Interestingly, Gilgit-Baltistan was not invaded by Pakistan in 1947 in the conventional sense. Though the region was part of the erstwhile Maharaja’s kingdom,  it had been leased in 1935 for 60 years to the British for strategic reasons and accordingly administered by the government in Delhi through a British officer.

But crucially, just two weeks before Independence, the British returned the region to the J&K Maharaja after terminating the lease.
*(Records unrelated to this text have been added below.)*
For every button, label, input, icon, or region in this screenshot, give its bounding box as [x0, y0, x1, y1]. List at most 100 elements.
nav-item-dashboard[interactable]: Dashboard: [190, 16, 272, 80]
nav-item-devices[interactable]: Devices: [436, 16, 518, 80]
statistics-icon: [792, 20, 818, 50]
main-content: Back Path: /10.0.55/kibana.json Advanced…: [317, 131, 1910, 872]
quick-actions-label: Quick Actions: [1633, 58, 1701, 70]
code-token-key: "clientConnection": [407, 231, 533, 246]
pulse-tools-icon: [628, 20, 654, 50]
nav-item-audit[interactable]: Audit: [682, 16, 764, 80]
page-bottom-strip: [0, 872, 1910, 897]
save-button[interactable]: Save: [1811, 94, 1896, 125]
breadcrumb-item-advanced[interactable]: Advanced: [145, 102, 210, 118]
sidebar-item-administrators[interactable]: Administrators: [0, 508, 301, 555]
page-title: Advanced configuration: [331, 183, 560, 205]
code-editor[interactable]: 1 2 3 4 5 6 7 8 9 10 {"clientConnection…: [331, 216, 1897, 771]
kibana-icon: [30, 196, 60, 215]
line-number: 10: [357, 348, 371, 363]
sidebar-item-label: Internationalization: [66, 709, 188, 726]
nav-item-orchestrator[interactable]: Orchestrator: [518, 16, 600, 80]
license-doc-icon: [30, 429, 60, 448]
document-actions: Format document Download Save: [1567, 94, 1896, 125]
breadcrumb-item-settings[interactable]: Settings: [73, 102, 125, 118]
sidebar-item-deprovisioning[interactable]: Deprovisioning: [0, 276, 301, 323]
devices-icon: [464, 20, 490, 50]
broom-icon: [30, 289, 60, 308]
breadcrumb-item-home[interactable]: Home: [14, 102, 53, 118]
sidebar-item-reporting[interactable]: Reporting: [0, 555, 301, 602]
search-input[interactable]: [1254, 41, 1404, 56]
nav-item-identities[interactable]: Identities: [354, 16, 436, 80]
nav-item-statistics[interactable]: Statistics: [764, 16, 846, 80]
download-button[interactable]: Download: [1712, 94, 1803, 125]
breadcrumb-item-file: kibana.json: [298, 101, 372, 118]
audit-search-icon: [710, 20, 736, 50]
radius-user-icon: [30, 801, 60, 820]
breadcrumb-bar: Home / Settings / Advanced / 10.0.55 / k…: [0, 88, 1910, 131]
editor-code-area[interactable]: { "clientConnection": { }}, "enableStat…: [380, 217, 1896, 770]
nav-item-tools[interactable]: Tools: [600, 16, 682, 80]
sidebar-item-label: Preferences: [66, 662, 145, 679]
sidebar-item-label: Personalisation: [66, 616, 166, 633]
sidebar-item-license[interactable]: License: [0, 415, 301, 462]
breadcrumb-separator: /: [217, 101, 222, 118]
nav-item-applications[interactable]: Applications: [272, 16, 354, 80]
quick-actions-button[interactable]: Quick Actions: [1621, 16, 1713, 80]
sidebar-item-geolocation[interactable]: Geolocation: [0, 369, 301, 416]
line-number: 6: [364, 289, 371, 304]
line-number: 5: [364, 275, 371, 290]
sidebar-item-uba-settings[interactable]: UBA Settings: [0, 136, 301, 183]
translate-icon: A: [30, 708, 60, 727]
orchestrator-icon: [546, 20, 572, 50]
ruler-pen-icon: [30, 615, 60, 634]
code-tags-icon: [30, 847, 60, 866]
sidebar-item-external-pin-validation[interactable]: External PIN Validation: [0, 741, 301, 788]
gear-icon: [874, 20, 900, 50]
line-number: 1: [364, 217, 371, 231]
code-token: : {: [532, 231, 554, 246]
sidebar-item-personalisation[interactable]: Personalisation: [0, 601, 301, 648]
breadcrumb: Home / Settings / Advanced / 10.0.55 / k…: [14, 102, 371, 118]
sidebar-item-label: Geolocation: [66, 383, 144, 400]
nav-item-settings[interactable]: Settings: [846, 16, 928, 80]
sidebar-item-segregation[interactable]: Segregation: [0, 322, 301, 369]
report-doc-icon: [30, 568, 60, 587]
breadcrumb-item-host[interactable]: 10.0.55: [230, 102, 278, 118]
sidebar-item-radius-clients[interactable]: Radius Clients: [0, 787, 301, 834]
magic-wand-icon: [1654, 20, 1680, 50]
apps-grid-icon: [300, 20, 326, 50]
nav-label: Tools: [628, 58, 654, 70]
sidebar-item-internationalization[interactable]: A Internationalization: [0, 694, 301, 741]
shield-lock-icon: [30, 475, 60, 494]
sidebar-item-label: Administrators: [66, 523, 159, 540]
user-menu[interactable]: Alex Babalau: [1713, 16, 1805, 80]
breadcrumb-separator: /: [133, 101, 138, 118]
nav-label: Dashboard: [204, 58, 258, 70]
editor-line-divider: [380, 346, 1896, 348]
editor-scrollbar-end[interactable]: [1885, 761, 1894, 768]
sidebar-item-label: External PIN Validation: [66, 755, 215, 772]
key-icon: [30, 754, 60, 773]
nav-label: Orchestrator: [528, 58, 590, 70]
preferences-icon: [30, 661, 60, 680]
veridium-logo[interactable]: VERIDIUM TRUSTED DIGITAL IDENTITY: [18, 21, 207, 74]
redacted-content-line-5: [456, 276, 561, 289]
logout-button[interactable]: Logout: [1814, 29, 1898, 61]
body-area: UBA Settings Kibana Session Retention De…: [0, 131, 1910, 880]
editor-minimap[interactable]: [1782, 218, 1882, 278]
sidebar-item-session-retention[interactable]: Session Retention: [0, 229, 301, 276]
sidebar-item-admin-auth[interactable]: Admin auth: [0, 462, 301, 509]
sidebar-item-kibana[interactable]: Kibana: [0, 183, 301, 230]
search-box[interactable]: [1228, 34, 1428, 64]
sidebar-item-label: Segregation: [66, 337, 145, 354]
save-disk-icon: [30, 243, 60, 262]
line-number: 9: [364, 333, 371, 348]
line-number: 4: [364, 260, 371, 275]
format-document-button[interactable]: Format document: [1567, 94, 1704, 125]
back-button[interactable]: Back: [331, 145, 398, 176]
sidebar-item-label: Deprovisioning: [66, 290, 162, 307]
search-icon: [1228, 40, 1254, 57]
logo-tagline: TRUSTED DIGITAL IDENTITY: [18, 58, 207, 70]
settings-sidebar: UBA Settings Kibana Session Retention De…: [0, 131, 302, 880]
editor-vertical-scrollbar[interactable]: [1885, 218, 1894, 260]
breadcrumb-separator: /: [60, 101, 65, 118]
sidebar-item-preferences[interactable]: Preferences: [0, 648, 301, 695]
So legally there is no doubt that the territory should have been transferred to India when the Instrument of Accession was signed in October 1947.    

Unfortunately, due to the action and inaction of two British officers posted in the region, it slipped into Pakistani hands.

One of these officers, Major WA Brown, raised the Pakistani flag on November 2, claiming that he and his fellow officer had chosen to be with Pakistan, though the Maharaja had acceded in favour of India! 

This was clearly patently illegal – but Pakistani troops and militias used this opportunity to quickly take over the region. There has been a decades’ long struggle by the people of Gilgit-Baltistan to voice opposition against Pakistan’s human rights violations in the region and the forceful demographic changes by the influx of Pakistanis. The latest move by Pakistan will only add another dark chapter to the long list of illegalities Islamabad has committed in this part of Indian territory.